A message from John Cryan to all employees

Dear Colleagues,

Some of my messages in recent months have started off rather sombre by looking back on difficult periods. This time, things are different. The past few weeks have been challenging – but in a good way. This is because we met many investors following our capital increase announcement at the start of March. You get nothing for free in these discussions – anyone entrusting us with fresh capital examines every detail closely.

Nevertheless, we returned feeling positive. The capital increase has now been completed and the majority of our shareholders support our course. 98.9 per cent of the subscription rights were exercised and the remaining new shares will be sold in the market. Our investors are confident that we are now in a stronger position to work with our clients and continue on our strategy. This confidence should be an incentive for us all.

Of course, there were regional differences. While many investors and analysts in Europe are still sceptical about the banking sector in general, and us specifically, our US investors are more positive. They have seen first-hand how well banks are recovering in their home market and how profitable they can be. They expect us to turn the corner too.

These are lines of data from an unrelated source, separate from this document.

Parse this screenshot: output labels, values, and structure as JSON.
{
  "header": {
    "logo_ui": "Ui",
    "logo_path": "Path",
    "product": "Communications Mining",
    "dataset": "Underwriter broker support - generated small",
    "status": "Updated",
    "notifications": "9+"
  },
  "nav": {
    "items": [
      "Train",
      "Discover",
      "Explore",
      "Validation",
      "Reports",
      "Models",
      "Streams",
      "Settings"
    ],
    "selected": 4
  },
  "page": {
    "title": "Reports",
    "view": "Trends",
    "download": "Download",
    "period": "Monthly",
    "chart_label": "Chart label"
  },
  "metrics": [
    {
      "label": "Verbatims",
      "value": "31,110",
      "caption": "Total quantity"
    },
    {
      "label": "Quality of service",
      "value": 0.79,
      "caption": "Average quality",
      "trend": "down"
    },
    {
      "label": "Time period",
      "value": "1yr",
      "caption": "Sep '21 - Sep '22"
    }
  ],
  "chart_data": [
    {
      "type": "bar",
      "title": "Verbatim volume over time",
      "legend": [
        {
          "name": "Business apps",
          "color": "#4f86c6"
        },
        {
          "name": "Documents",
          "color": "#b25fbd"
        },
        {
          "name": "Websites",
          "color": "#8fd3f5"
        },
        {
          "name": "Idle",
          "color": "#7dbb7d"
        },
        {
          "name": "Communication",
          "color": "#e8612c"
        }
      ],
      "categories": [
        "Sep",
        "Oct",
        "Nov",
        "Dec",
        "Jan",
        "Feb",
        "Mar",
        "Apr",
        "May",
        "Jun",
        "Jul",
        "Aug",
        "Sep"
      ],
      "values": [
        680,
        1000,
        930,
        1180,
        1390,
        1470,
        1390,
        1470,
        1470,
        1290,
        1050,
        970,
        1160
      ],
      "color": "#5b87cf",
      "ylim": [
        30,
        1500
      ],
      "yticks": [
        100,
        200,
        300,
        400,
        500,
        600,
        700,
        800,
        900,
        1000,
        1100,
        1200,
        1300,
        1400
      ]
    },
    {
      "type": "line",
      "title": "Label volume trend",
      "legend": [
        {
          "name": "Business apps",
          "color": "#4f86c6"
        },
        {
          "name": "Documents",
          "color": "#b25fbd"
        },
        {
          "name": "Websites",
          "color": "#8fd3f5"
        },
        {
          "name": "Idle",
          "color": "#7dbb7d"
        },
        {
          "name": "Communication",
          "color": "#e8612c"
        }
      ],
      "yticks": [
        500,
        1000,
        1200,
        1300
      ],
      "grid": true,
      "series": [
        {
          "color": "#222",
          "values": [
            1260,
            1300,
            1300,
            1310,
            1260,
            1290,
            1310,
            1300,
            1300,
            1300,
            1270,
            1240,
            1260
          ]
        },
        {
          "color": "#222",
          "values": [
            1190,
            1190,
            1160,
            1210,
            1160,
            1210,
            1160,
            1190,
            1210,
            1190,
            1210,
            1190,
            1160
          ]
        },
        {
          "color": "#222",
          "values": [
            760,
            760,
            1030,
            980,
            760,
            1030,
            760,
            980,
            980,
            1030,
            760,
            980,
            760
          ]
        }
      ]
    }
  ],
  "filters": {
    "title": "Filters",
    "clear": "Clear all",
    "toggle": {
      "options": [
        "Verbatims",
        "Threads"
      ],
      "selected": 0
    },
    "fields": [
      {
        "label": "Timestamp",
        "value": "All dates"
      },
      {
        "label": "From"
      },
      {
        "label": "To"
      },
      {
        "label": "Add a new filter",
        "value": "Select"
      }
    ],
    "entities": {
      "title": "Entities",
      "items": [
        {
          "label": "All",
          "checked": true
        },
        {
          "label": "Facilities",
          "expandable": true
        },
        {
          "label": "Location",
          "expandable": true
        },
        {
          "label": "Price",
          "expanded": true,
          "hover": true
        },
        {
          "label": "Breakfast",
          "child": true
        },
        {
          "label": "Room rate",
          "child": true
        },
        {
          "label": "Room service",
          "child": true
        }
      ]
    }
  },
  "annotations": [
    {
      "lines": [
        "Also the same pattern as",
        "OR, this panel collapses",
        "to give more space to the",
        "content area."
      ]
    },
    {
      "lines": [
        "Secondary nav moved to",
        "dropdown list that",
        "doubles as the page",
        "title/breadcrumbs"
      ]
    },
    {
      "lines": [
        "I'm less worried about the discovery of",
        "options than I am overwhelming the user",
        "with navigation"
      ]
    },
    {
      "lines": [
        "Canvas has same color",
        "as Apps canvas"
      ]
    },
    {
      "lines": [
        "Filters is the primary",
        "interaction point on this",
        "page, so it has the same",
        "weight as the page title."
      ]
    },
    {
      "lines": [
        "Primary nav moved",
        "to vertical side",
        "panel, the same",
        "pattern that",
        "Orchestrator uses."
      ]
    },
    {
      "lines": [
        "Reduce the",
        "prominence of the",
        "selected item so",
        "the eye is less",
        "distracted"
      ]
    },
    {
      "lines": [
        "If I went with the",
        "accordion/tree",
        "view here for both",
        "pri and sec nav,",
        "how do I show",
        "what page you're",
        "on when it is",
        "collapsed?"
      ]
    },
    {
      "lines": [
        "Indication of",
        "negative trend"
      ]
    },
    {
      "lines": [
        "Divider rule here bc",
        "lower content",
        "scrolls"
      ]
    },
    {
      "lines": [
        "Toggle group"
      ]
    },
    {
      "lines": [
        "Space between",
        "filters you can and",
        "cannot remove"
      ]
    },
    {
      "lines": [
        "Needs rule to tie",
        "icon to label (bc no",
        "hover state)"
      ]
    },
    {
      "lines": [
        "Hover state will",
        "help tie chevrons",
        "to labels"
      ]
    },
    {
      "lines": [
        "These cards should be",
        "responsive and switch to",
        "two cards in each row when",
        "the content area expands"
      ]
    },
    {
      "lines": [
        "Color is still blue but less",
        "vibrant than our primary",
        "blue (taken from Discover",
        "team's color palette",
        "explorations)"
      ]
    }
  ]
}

It is clear that the US will continue to play an important role for our bank. This is where economic growth is particularly dynamic and margins for banks remain high. In global terms, the US market accounts for half of the revenue pool in the financing and capital markets. This is why our integrated Corporate & Investment Bank, whose new structure is taking shape – Garth Ritchie and Marcus Schenck have already appointed their management teams – has, and will retain, a strong presence there. Wealth Management and Asset Management are also set to benefit from the attractive US market. My town hall in New York and meeting newly-promoted Managing Directors there last week strengthened my confidence in this regard.

However, I am also optimistic about the markets in Asia and Europe. In particular, in our home of Germany, where we stand by our customers as they grow – companies and individuals, who have been our partners for generations, are performing well. In Germany, we provide banking services for over 20 million people and companies. Working groups, led by our two Private & Commercial Banking heads Christian Sewing and Frank Strauss, have already started to plan the integration of Postbank with Deutsche Bank.

So our perspective has become much clearer: we know we have to reduce costs further – and we have demonstrated already that we are on the right path. On the other hand, our capital increase should eliminate any remaining doubt about Deutsche Bank’s stability. This is why it’s even more important to focus on a topic that has been in the background for quite some time: growth.

Thanks to a stronger balance sheet, we have the ability to increase business. We will be able to grow again in a more focused way. After all, it is clear that we will not succeed by shrinking further, rather we have to work together successfully with our clients – without losing sight of costs, controls and potential risks. None of us want to generate revenues that will need to be paid back in future, for example due to litigation costs. None of us want to experience a multi-billion dollar request arising from this ever again.

Prudent growth should be our byword going forward. Now I would like to wish those of you who will be taking advantage of the upcoming break a relaxing time, and continued success to everyone working over this period.